Practical application

Run the past-behavior check before trusting any new figure

When a powerful new colleague or partner enters your orbit, the single most useful diagnostic is to talk to people who worked closely with them in their last role. Not the official references — the people who left, the people they passed over, the people who reported to them. The pattern there is the pattern you will get. If five previous direct reports describe the same dysfunction in slightly different words, that is the truth, and the new charm being directed at you is the disguise.

Track the gap between stated value and revealed value

The cleanest signal of a disguised player is a persistent gap between what they say they value and what their actions reveal they value. The leader who talks constantly about humility but cannot tolerate a public correction. The colleague who claims to be a team player but whose every project ends with them as the sole credited owner. The senior who praises mentorship and yet has never produced a single successor. The gap is the data. Track it for ninety days and you will have a reliable model.

Don't try to fix the deep narcissist

May's most actionable advice is also its bleakest: the deep narcissist does not respond to feedback, therapy, time, or love. They have a stable structure that arose decades before you met them and will outlast every intervention you attempt. The correct move is not to fix them but to limit your exposure — minimize the surface area on which their behavior can damage your work, your reputation, and your equanimity. Greene treats this as a defensive skill, not a moral judgment. You don't have to hate them. You do have to stop pretending they will change.

Example

The "humble" CEO who couldn't tolerate a peer

Consider a CEO who is widely admired for their humility. They give the credit to the team, they speak quietly, they do not occupy the corner office. New executives joining the company are charmed by the contrast with the chest-thumping leaders they came from. Within eighteen months of joining, however, every executive who has been hired in at the senior-VP level or above has either left or been managed out. The explanations vary case by case — bad fit, performance issues, restructure — but the pattern across five years is unmistakable: the CEO cannot tolerate anyone in the building whose stature approaches their own.
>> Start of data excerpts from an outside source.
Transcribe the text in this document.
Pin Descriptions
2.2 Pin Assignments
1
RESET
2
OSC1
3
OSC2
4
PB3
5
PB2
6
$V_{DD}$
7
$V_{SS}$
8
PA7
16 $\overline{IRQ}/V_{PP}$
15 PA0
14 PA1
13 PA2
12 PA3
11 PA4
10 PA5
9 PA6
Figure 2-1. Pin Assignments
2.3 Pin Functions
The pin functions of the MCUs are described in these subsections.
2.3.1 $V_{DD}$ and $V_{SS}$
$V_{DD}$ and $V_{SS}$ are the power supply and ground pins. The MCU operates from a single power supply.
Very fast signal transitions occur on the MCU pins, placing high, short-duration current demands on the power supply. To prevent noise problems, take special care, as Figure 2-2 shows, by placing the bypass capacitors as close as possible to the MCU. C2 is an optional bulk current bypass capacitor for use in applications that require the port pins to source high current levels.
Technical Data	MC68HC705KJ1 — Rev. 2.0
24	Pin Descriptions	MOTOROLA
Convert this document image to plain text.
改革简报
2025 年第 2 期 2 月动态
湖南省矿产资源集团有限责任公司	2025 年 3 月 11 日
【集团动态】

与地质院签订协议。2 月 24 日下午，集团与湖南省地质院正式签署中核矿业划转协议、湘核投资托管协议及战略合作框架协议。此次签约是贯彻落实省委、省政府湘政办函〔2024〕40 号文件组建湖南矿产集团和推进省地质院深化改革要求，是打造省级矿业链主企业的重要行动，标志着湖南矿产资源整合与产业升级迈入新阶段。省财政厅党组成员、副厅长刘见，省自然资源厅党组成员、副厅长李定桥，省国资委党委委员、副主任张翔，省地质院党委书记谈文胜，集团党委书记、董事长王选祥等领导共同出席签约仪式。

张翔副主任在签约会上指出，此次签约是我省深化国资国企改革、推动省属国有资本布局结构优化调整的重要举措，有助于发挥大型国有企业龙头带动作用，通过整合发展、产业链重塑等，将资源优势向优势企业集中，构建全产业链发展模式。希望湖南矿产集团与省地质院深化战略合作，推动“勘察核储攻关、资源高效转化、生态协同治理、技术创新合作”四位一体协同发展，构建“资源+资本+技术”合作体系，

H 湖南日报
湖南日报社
This is the deep narcissist in modern dress. The humility is real as a self-image and false as a behavior pattern. The executive who has been studying May for years recognizes the signature in the first three months — the way disagreement is met with a soft sigh rather than an argument, the way the team is praised in the abstract and individuals are quietly diminished in private — and adjusts their plan accordingly. They either decline the role, accept it knowing they will likely be out in two years and treat it as a résumé credential, or stay short of the threshold at which they become a perceived threat. None of these moves are cynical. They are the application of a model that May provides and that the unprepared executive does not have.